People, Locations, Episodes

Thu, 05.11.182011

Fort Snelling (Minnesota), a story

Fort Snelling

*Fort Snelling is remembered on this date in 1820. This is a former military garrison built with slave labor to advance white American land acquisition from indigenous communities.

It is in Minnesota on the bluffs overlooking where the Minnesota and Mississippi Rivers meet. The military site was initially named Fort Saint Anthony, but it was renamed Fort Snelling after its construction in 1825. The historic fort is in the unorganized territory within Hennepin County, bordering Ramsey and Dakota counties.

Slavery at the fort

Although slavery violated the Northwest Ordinance of 1787 and the Missouri Compromise of 1820, enslaved Africans worked at the fort. Fort Snelling housed fur traders and officers who brought their slaves to the post. Colonel Zachary Taylor assumed command in 1828. He observed that the "buffalo are entirely gone, and bear and deer are scarcely seen." He also wrote that the "Indians subsist principally on fish, waterfowl, and wild rice." While stationed at Fort Snelling, Col. Taylor had eight enslaved adults and several minors die. Along with the fort's construction, an Indian Agency was built on the military reservation opposite the fort at Mendota.

Major Lawrence Taliaferro administered it. In 1834, Taliaferro assisted missionaries in developing the Dakota alphabet and compiling a Dakota dictionary. He also served as the Territorial Justice of Peace until 1838, when the Governor of Iowa named Henry Sibley his replacement. The agency held court, and those incarcerated were sent to Fort Snelling's Round Tower. St. Paul also sent its criminals to the building until 1851.

Both Fort Snelling and Fort Ripley provided this civil service for the internment of criminals until the territory developed the civil infrastructure needed. Major Taliaferro owned 21 enslaved people, one of whom was Harriet Robinson. She married Dred Scott, and Major Taliaferro officiated. They had two enslaved children at Fort Snelling from 1836 to 1840. U.S. Army officers submitted pay vouchers to cover the expenses of retaining enslaved people. The last slave-holding unit was the 10th Infantry. Colonel Snelling employed his slaves even after slavery was unconstitutional with Minnesota's statehood in 1858. 

Two enslaved women at Fort Snelling sued for their freedom and were set free in 1836. Rachel was a slave to Lieutenant Thomas Stockton at Fort Snelling from 1830 to 1831, then at Fort Crawford at Prairie du Chien until 1834. When Rachel and her son were sold in St. Louis, she sued, claiming that she had been illegally enslaved in the Minnesota Territory. In 1836, the Missouri Supreme Court ruled that she should be made a free person. The second woman, Courtney, also sued for freedom in St. Louis.

When the Missouri Supreme Court ruled in Rachel's favor, Courtney's enslaver conceded her case and freed Courtney and her son William. Courtney had another son named Joseph Godfrey, who remained in Minnesota when she was sent to a slave market in St. Louis. He is the only known "Minnesota runaway slave" who ran away from the fort and was taken in by the Dakota. He was involved in the Dakota War and was the first defendant on the docket of the military tribunal for hanging.
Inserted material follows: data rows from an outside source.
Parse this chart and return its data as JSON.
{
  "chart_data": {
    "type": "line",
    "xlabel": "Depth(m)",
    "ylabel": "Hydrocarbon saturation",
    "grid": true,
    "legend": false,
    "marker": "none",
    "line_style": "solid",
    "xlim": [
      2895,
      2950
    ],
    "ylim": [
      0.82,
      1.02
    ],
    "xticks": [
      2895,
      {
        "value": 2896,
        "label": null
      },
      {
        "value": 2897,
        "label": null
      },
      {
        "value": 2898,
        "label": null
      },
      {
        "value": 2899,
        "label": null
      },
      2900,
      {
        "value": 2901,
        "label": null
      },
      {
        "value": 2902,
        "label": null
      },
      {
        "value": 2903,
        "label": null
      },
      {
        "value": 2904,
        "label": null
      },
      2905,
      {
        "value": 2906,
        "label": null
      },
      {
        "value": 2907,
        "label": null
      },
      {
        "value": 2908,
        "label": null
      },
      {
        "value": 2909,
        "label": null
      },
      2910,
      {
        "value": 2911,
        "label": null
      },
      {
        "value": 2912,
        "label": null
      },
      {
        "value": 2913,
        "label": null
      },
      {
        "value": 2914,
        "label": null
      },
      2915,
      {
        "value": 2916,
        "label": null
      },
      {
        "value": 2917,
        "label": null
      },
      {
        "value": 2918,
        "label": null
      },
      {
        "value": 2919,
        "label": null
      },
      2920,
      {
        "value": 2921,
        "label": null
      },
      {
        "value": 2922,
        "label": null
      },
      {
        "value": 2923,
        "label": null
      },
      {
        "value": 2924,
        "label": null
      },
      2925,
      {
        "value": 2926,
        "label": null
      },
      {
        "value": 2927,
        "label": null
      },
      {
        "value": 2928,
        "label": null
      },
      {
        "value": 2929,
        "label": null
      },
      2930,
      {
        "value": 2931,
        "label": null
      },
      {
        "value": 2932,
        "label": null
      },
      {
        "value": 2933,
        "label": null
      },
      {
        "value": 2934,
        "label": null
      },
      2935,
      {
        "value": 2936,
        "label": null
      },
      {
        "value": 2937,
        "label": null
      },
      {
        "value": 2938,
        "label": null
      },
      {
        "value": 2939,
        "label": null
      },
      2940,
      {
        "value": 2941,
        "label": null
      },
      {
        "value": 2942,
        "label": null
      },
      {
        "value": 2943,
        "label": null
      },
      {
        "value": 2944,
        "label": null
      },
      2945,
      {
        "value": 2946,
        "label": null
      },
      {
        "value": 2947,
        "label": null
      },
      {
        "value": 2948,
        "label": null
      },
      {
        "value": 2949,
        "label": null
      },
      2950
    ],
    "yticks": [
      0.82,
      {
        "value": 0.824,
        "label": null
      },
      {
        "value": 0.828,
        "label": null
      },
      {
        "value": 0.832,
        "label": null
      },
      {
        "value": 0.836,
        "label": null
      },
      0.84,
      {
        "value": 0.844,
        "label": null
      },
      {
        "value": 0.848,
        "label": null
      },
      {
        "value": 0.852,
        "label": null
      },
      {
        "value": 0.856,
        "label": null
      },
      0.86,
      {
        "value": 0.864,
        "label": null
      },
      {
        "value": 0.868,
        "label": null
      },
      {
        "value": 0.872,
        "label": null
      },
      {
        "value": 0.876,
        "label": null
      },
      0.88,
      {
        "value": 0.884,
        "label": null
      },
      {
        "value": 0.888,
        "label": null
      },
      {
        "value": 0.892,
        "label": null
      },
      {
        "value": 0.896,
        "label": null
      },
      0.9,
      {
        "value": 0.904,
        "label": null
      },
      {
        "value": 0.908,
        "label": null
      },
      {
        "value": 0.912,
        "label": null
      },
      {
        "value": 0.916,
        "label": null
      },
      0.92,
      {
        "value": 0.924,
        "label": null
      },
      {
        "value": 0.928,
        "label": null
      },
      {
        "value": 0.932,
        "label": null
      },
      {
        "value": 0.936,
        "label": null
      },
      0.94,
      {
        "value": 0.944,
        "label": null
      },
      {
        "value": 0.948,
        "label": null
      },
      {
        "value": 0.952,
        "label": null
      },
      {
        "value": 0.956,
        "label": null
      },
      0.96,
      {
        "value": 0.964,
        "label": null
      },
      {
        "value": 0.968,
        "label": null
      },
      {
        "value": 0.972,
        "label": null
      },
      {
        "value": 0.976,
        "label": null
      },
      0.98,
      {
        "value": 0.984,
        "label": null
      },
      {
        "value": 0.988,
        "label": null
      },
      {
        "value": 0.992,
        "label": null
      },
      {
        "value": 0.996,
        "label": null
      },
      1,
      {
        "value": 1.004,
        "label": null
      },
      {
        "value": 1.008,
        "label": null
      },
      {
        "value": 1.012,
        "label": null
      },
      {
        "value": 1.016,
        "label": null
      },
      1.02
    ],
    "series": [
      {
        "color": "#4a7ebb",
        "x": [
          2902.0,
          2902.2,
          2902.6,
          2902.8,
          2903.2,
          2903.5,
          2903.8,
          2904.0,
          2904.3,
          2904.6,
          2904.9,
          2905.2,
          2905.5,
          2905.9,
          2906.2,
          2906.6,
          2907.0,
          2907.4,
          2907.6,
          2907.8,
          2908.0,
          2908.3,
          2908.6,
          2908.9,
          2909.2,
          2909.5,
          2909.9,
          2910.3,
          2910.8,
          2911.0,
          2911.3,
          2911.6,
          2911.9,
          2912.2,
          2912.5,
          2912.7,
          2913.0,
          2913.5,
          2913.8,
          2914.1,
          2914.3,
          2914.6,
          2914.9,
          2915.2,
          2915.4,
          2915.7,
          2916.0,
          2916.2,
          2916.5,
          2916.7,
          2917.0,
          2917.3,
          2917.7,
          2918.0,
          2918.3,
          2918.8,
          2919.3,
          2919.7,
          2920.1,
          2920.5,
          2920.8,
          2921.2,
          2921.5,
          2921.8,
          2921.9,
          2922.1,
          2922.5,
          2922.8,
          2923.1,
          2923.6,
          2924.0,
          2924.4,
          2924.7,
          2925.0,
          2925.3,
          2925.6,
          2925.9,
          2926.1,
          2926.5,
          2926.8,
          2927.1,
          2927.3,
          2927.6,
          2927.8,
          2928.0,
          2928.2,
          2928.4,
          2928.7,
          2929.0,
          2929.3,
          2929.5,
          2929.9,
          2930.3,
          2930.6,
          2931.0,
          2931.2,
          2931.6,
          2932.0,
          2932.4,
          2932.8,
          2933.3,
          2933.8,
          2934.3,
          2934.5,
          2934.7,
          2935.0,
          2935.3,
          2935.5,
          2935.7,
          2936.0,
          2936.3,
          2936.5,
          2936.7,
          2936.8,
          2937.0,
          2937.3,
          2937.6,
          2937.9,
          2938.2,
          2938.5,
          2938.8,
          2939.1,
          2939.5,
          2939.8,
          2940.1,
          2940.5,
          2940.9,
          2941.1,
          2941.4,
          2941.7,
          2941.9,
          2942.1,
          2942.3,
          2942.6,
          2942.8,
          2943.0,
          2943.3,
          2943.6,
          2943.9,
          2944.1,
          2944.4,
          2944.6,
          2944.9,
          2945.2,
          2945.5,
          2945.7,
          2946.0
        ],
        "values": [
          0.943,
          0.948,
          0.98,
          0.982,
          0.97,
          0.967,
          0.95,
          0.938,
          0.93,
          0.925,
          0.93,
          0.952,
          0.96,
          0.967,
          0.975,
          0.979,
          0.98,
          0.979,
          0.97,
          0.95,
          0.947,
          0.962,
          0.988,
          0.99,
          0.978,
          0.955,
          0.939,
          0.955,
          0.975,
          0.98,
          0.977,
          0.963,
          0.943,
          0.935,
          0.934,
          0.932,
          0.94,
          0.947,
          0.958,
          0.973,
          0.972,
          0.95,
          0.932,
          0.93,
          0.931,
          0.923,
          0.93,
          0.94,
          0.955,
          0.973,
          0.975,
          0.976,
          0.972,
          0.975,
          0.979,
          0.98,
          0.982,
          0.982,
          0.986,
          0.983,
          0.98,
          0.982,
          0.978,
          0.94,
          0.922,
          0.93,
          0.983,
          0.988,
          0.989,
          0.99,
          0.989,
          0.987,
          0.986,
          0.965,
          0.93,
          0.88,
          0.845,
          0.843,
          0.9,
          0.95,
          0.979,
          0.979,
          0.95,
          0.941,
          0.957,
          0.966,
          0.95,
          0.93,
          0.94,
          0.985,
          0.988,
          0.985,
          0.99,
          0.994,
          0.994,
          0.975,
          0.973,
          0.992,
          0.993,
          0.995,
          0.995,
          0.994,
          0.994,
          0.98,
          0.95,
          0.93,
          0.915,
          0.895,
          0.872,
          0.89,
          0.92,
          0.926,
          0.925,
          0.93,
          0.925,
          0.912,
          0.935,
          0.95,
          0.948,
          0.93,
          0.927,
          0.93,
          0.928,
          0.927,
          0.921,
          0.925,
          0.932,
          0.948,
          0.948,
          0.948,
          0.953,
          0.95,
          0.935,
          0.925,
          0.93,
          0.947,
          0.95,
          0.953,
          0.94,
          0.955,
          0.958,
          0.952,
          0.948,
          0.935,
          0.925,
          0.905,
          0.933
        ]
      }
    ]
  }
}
Dred Scott and his wife Harriet Robinson Scott's emancipation episode occurred at the fort. In 1843, he sued for his family's freedom for illegally being indentured in free territory. Dred Scott v. Sandford was a landmark case that held that neither enslaved nor free Africans were United States citizens. The decision increased sectional tensions between the North and South. The fort also served as the primary center for Government forces during the Dakota War of 1862. It also was the encampment site where the eastern Dakota and Ho-chunk non-combatants awaited riverboat transport in their forced removal from Minnesota when the hostilities ceased.

The fort served as a recruiting station for the American Civil WarSpanish American War, and both World Wars before being decommissioned a second time in 1946. All that remained of the original lower post were the round and hexagon towers. It fell into disrepair until the lower center was restored to its original appearance in 1965.

Many of the important buildings of the upper post remain today, with some still in disrepair. Multiple government agencies now own portions of the former fort, with the Minnesota Historical Society administering the Historic Fort Snelling site. The Minnesota Department of Natural Resources administers Fort Snelling State Park at the bottom of the bluff.

Fort Snelling once encompassed the park's land. It has been cited as a "National Treasure" by the National Trust for Historic Preservation. The historic fort is in the Mississippi National River and Recreation Area, a National Park Service unit. We chose May 11 for this article because it corresponded with the month and date Minnesota became a state.